This old house

They say you can’t go home again, but I did.

I even bought my parent’s house and am raising my family there.

My house and I share a language, and I can translate each floorboard’s creek, each radiator’s groan. I can trace our house’s history through ceiling cracks, like rings in a tree trunk.

“When your Aunt Jenny was a little girl, she turned the water in the bathroom on and let it run. No one knew until the tub overflowed and water started dripping on our heads right during dinner.”

“See that broken slat in the family room door? Your grandma threw a hunk of cheese at your Uncle Mike, he ducked and the cheese broke the door. Grandpa said he’d leave it broken so everyone would see what a good arm your grandma had.”

Sometimes, as I tip toe down the stairs in the pre-dawn light, careful not to wake my sleeping family, I flashback to times I tip toed up those same stairs, careful not to wake my sleeping parents.

We’ve built a solid relationship, my 84-year old house and I. Like any long-term relationship, though, we’ve had our struggles. I whine about the unexpected house guests – the bats in the attic and spiders in the basement, and the house retaliates by giving me the cold shoulder on chilly winter days.

You have to watch what you say about our old house, or she’ll scald you in the shower or trap you in the downstairs bathroom. When she’s really feeling sassy, she locks us out and we have to climb over the balcony railing to get back in.

For a short period, I resented our living arrangement and wondered if the high school girl who lived here 30 years ago would be disappointed in the grown woman who lives here now. Had we not gone anywhere?

I realized, though, that goals are not always tied to geography, nor achievement to relocation.

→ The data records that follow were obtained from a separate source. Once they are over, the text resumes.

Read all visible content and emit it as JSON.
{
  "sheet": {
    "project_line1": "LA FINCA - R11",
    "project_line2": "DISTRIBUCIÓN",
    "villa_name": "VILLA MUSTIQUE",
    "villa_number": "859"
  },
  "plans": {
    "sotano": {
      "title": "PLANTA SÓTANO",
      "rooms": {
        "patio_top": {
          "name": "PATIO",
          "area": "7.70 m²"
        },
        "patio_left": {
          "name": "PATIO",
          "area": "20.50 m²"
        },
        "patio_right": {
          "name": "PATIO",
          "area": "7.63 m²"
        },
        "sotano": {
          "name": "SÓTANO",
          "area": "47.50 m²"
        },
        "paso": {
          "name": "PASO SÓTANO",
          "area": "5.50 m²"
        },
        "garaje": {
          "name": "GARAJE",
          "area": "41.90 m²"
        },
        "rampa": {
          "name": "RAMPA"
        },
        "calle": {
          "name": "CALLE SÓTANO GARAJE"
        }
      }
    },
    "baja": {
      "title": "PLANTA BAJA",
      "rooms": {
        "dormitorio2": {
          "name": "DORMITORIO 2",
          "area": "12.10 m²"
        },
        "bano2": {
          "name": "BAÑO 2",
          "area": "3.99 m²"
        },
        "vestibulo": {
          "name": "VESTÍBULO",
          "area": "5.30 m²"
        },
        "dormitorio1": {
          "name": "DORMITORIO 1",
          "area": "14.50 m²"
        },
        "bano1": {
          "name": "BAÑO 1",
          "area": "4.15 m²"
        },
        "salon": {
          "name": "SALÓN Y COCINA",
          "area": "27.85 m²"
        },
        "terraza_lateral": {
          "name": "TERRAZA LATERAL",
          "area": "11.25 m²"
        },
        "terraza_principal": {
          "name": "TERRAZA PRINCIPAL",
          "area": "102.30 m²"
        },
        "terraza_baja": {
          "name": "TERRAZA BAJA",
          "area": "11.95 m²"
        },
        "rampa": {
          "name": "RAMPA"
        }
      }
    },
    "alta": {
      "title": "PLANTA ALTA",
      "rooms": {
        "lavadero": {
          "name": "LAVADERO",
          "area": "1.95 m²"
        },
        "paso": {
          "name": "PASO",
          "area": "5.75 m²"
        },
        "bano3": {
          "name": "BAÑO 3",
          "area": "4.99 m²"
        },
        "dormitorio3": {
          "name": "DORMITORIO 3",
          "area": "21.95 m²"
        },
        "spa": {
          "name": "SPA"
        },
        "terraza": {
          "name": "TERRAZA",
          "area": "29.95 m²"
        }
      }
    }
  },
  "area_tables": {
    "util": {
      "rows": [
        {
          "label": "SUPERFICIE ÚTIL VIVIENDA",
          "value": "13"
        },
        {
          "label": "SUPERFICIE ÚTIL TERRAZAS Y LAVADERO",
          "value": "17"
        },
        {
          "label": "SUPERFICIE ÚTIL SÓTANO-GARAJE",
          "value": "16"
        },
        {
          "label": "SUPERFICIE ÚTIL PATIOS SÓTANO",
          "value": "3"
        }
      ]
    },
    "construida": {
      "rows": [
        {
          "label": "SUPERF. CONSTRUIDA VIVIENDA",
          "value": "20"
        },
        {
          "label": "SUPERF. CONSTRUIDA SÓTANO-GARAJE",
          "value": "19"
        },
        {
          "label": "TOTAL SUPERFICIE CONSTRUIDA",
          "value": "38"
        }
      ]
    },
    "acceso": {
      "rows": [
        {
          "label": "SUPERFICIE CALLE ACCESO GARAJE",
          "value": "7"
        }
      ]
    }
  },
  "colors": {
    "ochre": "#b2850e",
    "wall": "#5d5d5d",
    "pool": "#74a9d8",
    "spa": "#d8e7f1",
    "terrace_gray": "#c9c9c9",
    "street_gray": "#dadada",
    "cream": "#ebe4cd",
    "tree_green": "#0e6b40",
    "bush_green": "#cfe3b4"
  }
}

We have time to check off a few more life goals, a big front porch to ponder them, thick safe walls to protect them, and plenty of stories to share.

Me on the front porch
This is 16-year old me in front of our house back in 1980.
Molly on the front porch
This is 16-year old Molly in front of our house in a picture I took yesterday.
Dad in the family room
I can’t tell for sure what year this picture of my Dad sitting in our family room was taken, but I’m guessing it is also 1980 or so, because that looks like my tennis racquet propped up against the wooden drawers.
Our house in the middle of our street 018
This is me in the same room in a photo Molly shot yesterday. (If you look closely, you can see the broken slat in the door separating the family room from the dining room.
Jenny
I’m including this picture of my sister Jenny in the family room because she was a cute little punk and the overflowing tub was only one of her stunts that left a permanent mark on the house. She also wrote Jenny The Great and Wonderful in magic marker all over the house. (Also, that’s my eighth grade school photo on the shelf in the background. It’s my sophomore year photo on the shelf in the picture with my dad.  And, if you look closely, the same ceramic Packer football player is on that shelf in the picture with my dad and the picture with me. Funny!)